2. We want students to realize that their answer is no good without an explanation.
We got some great answers. We are using TI-Nspire technology in our classrooms, made complete with the TI-Nspire Navigator System, and so students typed in responses on their handheld. They had lengthy explanations, and so I’ve shown only a few below:
In our discussion, we ended up talking about prime numbers, the Riemann hypothesis, the Fibonacci sequence, square numbers, factors, divisibility, powers of 2, binary numbers, and more. Some students answered with words, and some students used symbols. All students entered into the CCSS Mathematical Practices: Look for regularity in repeated reasoning.Construct viable arguments and critique the reasoning of others.
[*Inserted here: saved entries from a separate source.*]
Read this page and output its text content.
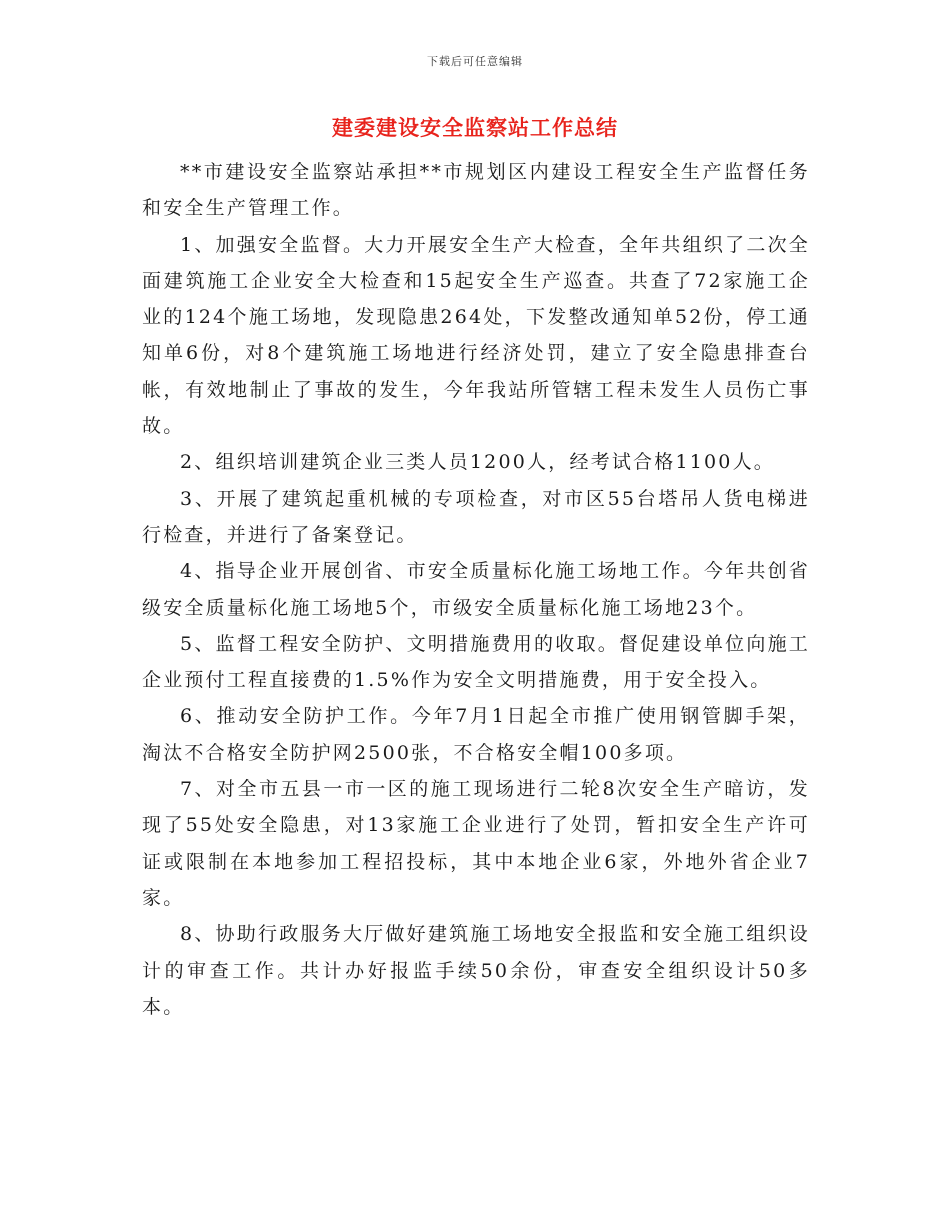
下载后可任意编辑
建委建设安全监察站工作总结

**市建设安全监察站承担**市规划区内建设工程安全生产监督任务和安全生产管理工作。

1、加强安全监督。大力开展安全生产大检查，全年共组织了二次全面建筑施工企业安全大检查和15起安全生产巡查。共查了72家施工企业的124个施工场地，发现隐患264处，下发整改通知单52份，停工通知单6份，对8个建筑施工场地进行经济处罚，建立了安全隐患排查台帐，有效地制止了事故的发生，今年我站所管辖工程未发生人员伤亡事故。

2、组织培训建筑企业三类人员1200人，经考试合格1100人。

3、开展了建筑起重机械的专项检查，对市区55台塔吊人货电梯进行检查，并进行了备案登记。

4、指导企业开展创省、市安全质量标化施工场地工作。今年共创省级安全质量标化施工场地5个，市级安全质量标化施工场地23个。

5、监督工程安全防护、文明措施费用的收取。督促建设单位向施工企业预付工程直接费的1.5%作为安全文明措施费，用于安全投入。

6、推动安全防护工作。今年7月1日起全市推广使用钢管脚手架，淘汰不合格安全防护网2500张，不合格安全帽100多项。

7、对全市五县一市一区的施工现场进行二轮8次安全生产暗访，发现了55处安全隐患，对13家施工企业进行了处罚，暂扣安全生产许可证或限制在本地参加工程招投标，其中本地企业6家，外地外省企业7家。

8、协助行政服务大厅做好建筑施工场地安全报监和安全施工组织设计的审查工作。共计办好报监手续50余份，审查安全组织设计50多本。
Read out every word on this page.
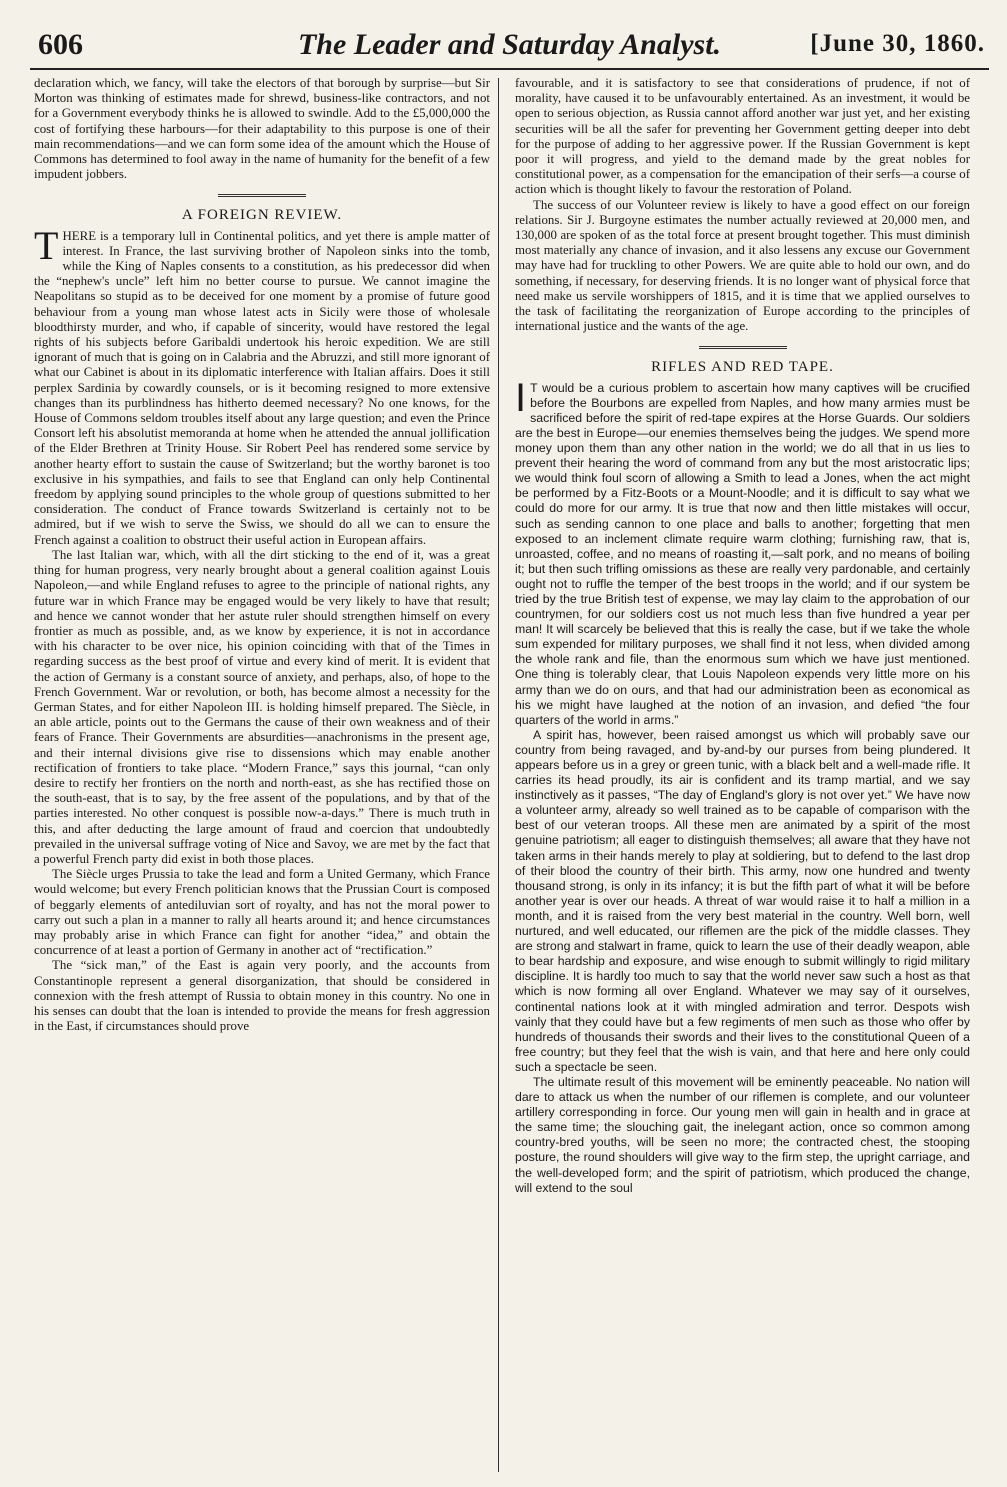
606	The Leader and Saturday Analyst.	[June 30, 1860.

declaration which, we fancy, will take the electors of that borough by surprise—but Sir Morton was thinking of estimates made for shrewd, business-like contractors, and not for a Government everybody thinks he is allowed to swindle. Add to the £5,000,000 the cost of fortifying these harbours—for their adaptability to this purpose is one of their main recommendations—and we can form some idea of the amount which the House of Commons has determined to fool away in the name of humanity for the benefit of a few impudent jobbers.

A FOREIGN REVIEW.

THERE is a temporary lull in Continental politics, and yet there is ample matter of interest. In France, the last surviving brother of Napoleon sinks into the tomb, while the King of Naples consents to a constitution, as his predecessor did when the “nephew's uncle” left him no better course to pursue. We cannot imagine the Neapolitans so stupid as to be deceived for one moment by a promise of future good behaviour from a young man whose latest acts in Sicily were those of wholesale bloodthirsty murder, and who, if capable of sincerity, would have restored the legal rights of his subjects before Garibaldi undertook his heroic expedition. We are still ignorant of much that is going on in Calabria and the Abruzzi, and still more ignorant of what our Cabinet is about in its diplomatic interference with Italian affairs. Does it still perplex Sardinia by cowardly counsels, or is it becoming resigned to more extensive changes than its purblindness has hitherto deemed necessary? No one knows, for the House of Commons seldom troubles itself about any large question; and even the Prince Consort left his absolutist memoranda at home when he attended the annual jollification of the Elder Brethren at Trinity House. Sir Robert Peel has rendered some service by another hearty effort to sustain the cause of Switzerland; but the worthy baronet is too exclusive in his sympathies, and fails to see that England can only help Continental freedom by applying sound principles to the whole group of questions submitted to her consideration. The conduct of France towards Switzerland is certainly not to be admired, but if we wish to serve the Swiss, we should do all we can to ensure the French against a coalition to obstruct their useful action in European affairs.

The last Italian war, which, with all the dirt sticking to the end of it, was a great thing for human progress, very nearly brought about a general coalition against Louis Napoleon,—and while England refuses to agree to the principle of national rights, any future war in which France may be engaged would be very likely to have that result; and hence we cannot wonder that her astute ruler should strengthen himself on every frontier as much as possible, and, as we know by experience, it is not in accordance with his character to be over nice, his opinion coinciding with that of the Times in regarding success as the best proof of virtue and every kind of merit. It is evident that the action of Germany is a constant source of anxiety, and perhaps, also, of hope to the French Government. War or revolution, or both, has become almost a necessity for the German States, and for either Napoleon III. is holding himself prepared. The Siècle, in an able article, points out to the Germans the cause of their own weakness and of their fears of France. Their Governments are absurdities—anachronisms in the present age, and their internal divisions give rise to dissensions which may enable another rectification of frontiers to take place. “Modern France,” says this journal, “can only desire to rectify her frontiers on the north and north-east, as she has rectified those on the south-east, that is to say, by the free assent of the populations, and by that of the parties interested. No other conquest is possible now-a-days.” There is much truth in this, and after deducting the large amount of fraud and coercion that undoubtedly prevailed in the universal suffrage voting of Nice and Savoy, we are met by the fact that a powerful French party did exist in both those places.

The Siècle urges Prussia to take the lead and form a United Germany, which France would welcome; but every French politician knows that the Prussian Court is composed of beggarly elements of antediluvian sort of royalty, and has not the moral power to carry out such a plan in a manner to rally all hearts around it; and hence circumstances may probably arise in which France can fight for another “idea,” and obtain the concurrence of at least a portion of Germany in another act of “rectification.”

The “sick man,” of the East is again very poorly, and the accounts from Constantinople represent a general disorganization, that should be considered in connexion with the fresh attempt of Russia to obtain money in this country. No one in his senses can doubt that the loan is intended to provide the means for fresh aggression in the East, if circumstances should prove

favourable, and it is satisfactory to see that considerations of prudence, if not of morality, have caused it to be unfavourably entertained. As an investment, it would be open to serious objection, as Russia cannot afford another war just yet, and her existing securities will be all the safer for preventing her Government getting deeper into debt for the purpose of adding to her aggressive power. If the Russian Government is kept poor it will progress, and yield to the demand made by the great nobles for constitutional power, as a compensation for the emancipation of their serfs—a course of action which is thought likely to favour the restoration of Poland.

The success of our Volunteer review is likely to have a good effect on our foreign relations. Sir J. Burgoyne estimates the number actually reviewed at 20,000 men, and 130,000 are spoken of as the total force at present brought together. This must diminish most materially any chance of invasion, and it also lessens any excuse our Government may have had for truckling to other Powers. We are quite able to hold our own, and do something, if necessary, for deserving friends. It is no longer want of physical force that need make us servile worshippers of 1815, and it is time that we applied ourselves to the task of facilitating the reorganization of Europe according to the principles of international justice and the wants of the age.

RIFLES AND RED TAPE.

I T would be a curious problem to ascertain how many captives will be crucified before the Bourbons are expelled from Naples, and how many armies must be sacrificed before the spirit of red-tape expires at the Horse Guards. Our soldiers are the best in Europe—our enemies themselves being the judges. We spend more money upon them than any other nation in the world; we do all that in us lies to prevent their hearing the word of command from any but the most aristocratic lips; we would think foul scorn of allowing a Smith to lead a Jones, when the act might be performed by a Fitz-Boots or a Mount-Noodle; and it is difficult to say what we could do more for our army. It is true that now and then little mistakes will occur, such as sending cannon to one place and balls to another; forgetting that men exposed to an inclement climate require warm clothing; furnishing raw, that is, unroasted, coffee, and no means of roasting it,—salt pork, and no means of boiling it; but then such trifling omissions as these are really very pardonable, and certainly ought not to ruffle the temper of the best troops in the world; and if our system be tried by the true British test of expense, we may lay claim to the approbation of our countrymen, for our soldiers cost us not much less than five hundred a year per man! It will scarcely be believed that this is really the case, but if we take the whole sum expended for military purposes, we shall find it not less, when divided among the whole rank and file, than the enormous sum which we have just mentioned. One thing is tolerably clear, that Louis Napoleon expends very little more on his army than we do on ours, and that had our administration been as economical as his we might have laughed at the notion of an invasion, and defied “the four quarters of the world in arms.”

A spirit has, however, been raised amongst us which will probably save our country from being ravaged, and by-and-by our purses from being plundered. It appears before us in a grey or green tunic, with a black belt and a well-made rifle. It carries its head proudly, its air is confident and its tramp martial, and we say instinctively as it passes, “The day of England's glory is not over yet.” We have now a volunteer army, already so well trained as to be capable of comparison with the best of our veteran troops. All these men are animated by a spirit of the most genuine patriotism; all eager to distinguish themselves; all aware that they have not taken arms in their hands merely to play at soldiering, but to defend to the last drop of their blood the country of their birth. This army, now one hundred and twenty thousand strong, is only in its infancy; it is but the fifth part of what it will be before another year is over our heads. A threat of war would raise it to half a million in a month, and it is raised from the very best material in the country. Well born, well nurtured, and well educated, our riflemen are the pick of the middle classes. They are strong and stalwart in frame, quick to learn the use of their deadly weapon, able to bear hardship and exposure, and wise enough to submit willingly to rigid military discipline. It is hardly too much to say that the world never saw such a host as that which is now forming all over England. Whatever we may say of it ourselves, continental nations look at it with mingled admiration and terror. Despots wish vainly that they could have but a few regiments of men such as those who offer by hundreds of thousands their swords and their lives to the constitutional Queen of a free country; but they feel that the wish is vain, and that here and here only could such a spectacle be seen.

The ultimate result of this movement will be eminently peaceable. No nation will dare to attack us when the number of our riflemen is complete, and our volunteer artillery corresponding in force. Our young men will gain in health and in grace at the same time; the slouching gait, the inelegant action, once so common among country-bred youths, will be seen no more; the contracted chest, the stooping posture, the round shoulders will give way to the firm step, the upright carriage, and the well-developed form; and the spirit of patriotism, which produced the change, will extend to the soul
We also looked at a few “snapshots” from geometry in a TI-Nspire document. We wanted students to learn how to grab and drag a point and to begin to notice what stays the same and what changes when they move an object. We wanted students to begin to make conjectures about what could be happening mathematically. Our snapshots came from Geometry Nspired activities, the one below from Transformations: Translations.
On this page, students noticed that the measure of angle A and the measure of angle A’ were always equal. They noticed that the areas and perimeters of the two triangles were always the same. We asked them whether they could make the red arrow point up, and so they spent some time making the connection between the vertical translation and the distance between A and A’.
Our most important work in class yesterday, though, was that we began to establish our community of learners. We began to learn how to listen to one another, and we began to get brave enough to talk to one another.
I am looking forward to our next class meeting tomorrow (we are on an A/B block schedule), and I am hopeful that at least a few of the students are, too.